Peut-être pour cacher son trouble, M. Galpin-Daveline baissait
la tête.
– Que feriez-vous donc à ma place, monsieur ?
interrogea-t-il.
– Je me récuserais, répondit M. Daubigeon, quoiqu'il soit déjà
bien tard.
– Ce serait compromettre ma carrière.
– Cela vaudrait mieux que de vous charger d'une affaire où vous
n'apporterez ni le calme, ni la froide impartialité qui sont les
premières et les plus indispensables vertus d'un magistrat
instructeur.
Le juge peu à peu s'irritait.
– Monsieur ! s'écria-t-il, me croyez-vous donc homme à me
laisser détourner de mon devoir par des considérations d'amitié ou
d'intérêt personnel ?
– Je ne dis pas cela.
– Ne venez-vous pas de me voir à l'œuvre ! Ai-je bronché,
quand le nom de monsieur de Boiscoran est tombé des lèvres de
Cocoleu ? S'il se fût agi d'un autre, peut-être en serais-je
resté là. Mais monsieur de Boiscoran est mon ami, mais j'ai
beaucoup à attendre de lui, et, pour cela précisément, j'ai insisté
et persisté, et j'insiste et je persiste encore.
Le procureur de la République haussait les épaules.

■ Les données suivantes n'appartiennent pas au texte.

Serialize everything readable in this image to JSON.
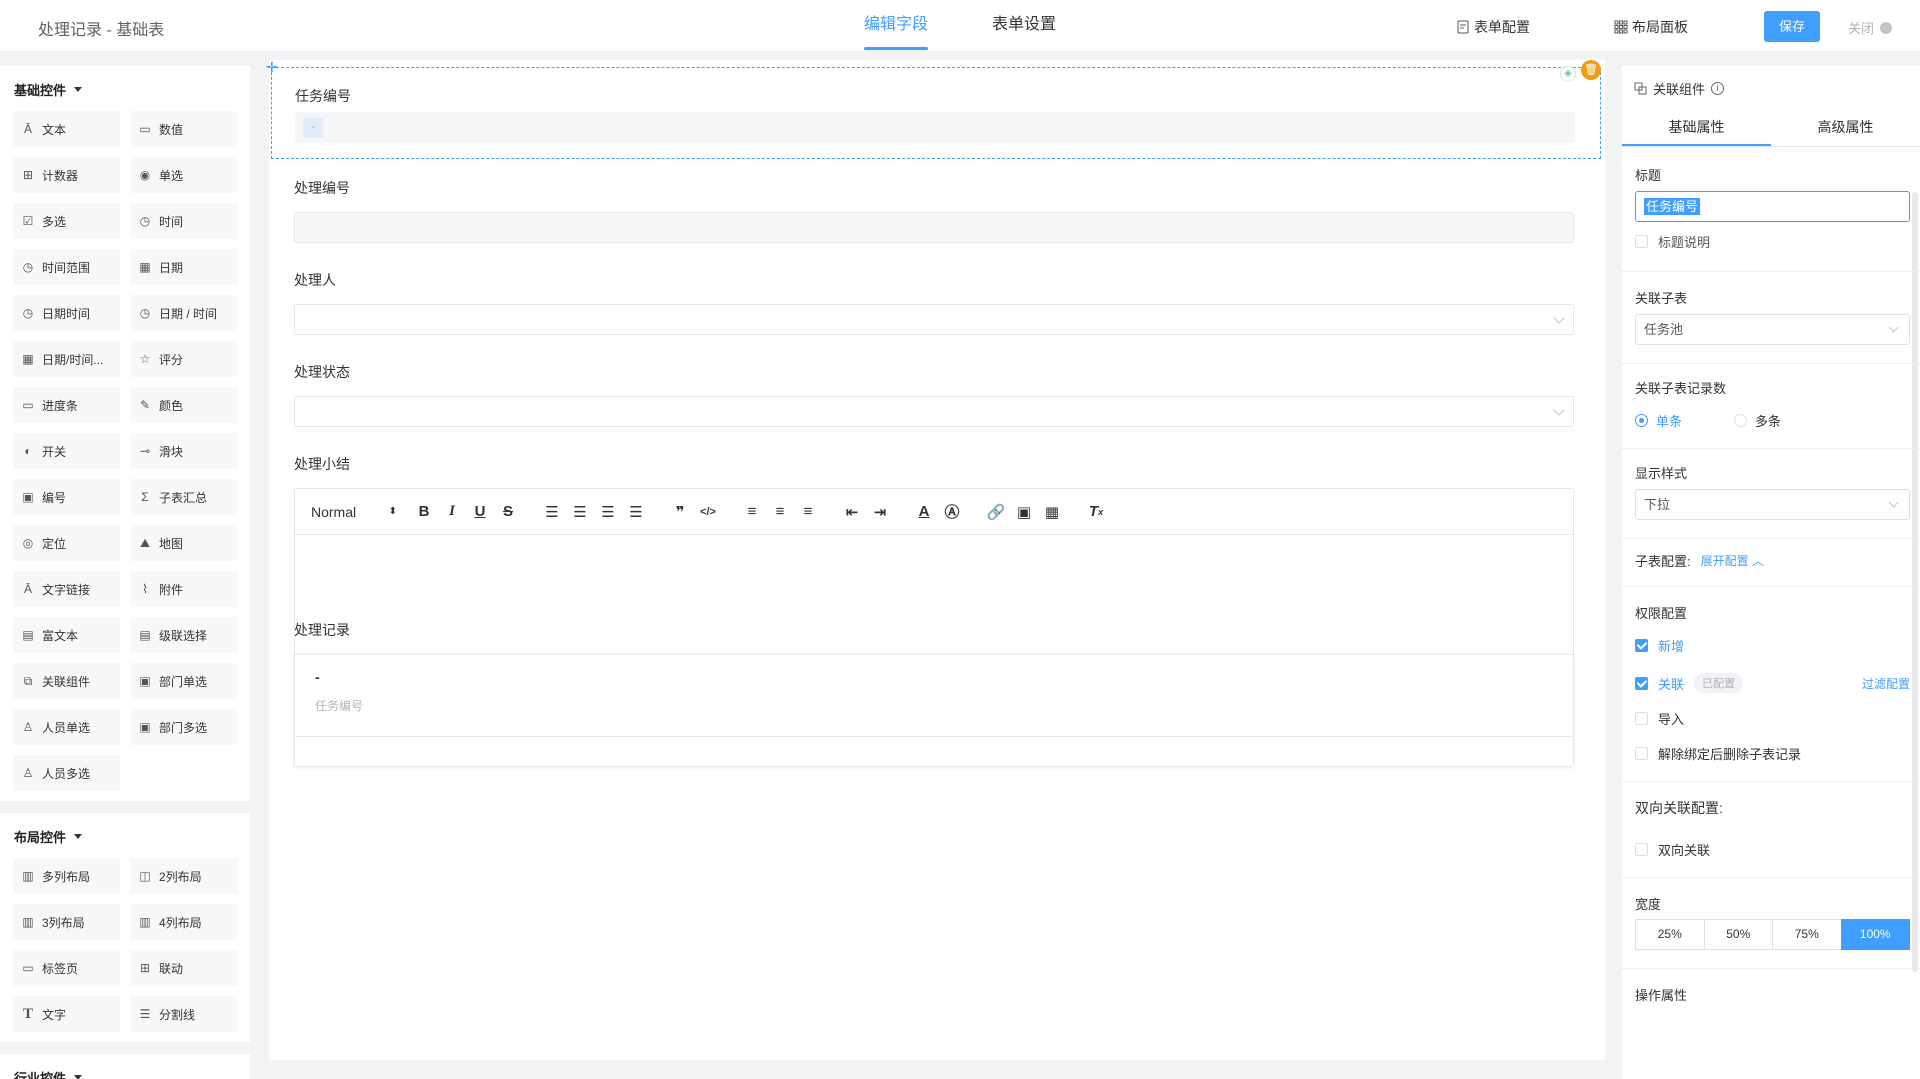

– C'est bien cela, fit-il. Parce que monsieur de Boiscoran est
votre ami, de peur d'être taxé de faiblesse, vous allez être dur
avec lui, impitoyable, injuste même… Parce que vous aviez beaucoup
à attendre de lui, vous voudrez absolument le trouver
coupable ! Et vous vous dites impartial !
M.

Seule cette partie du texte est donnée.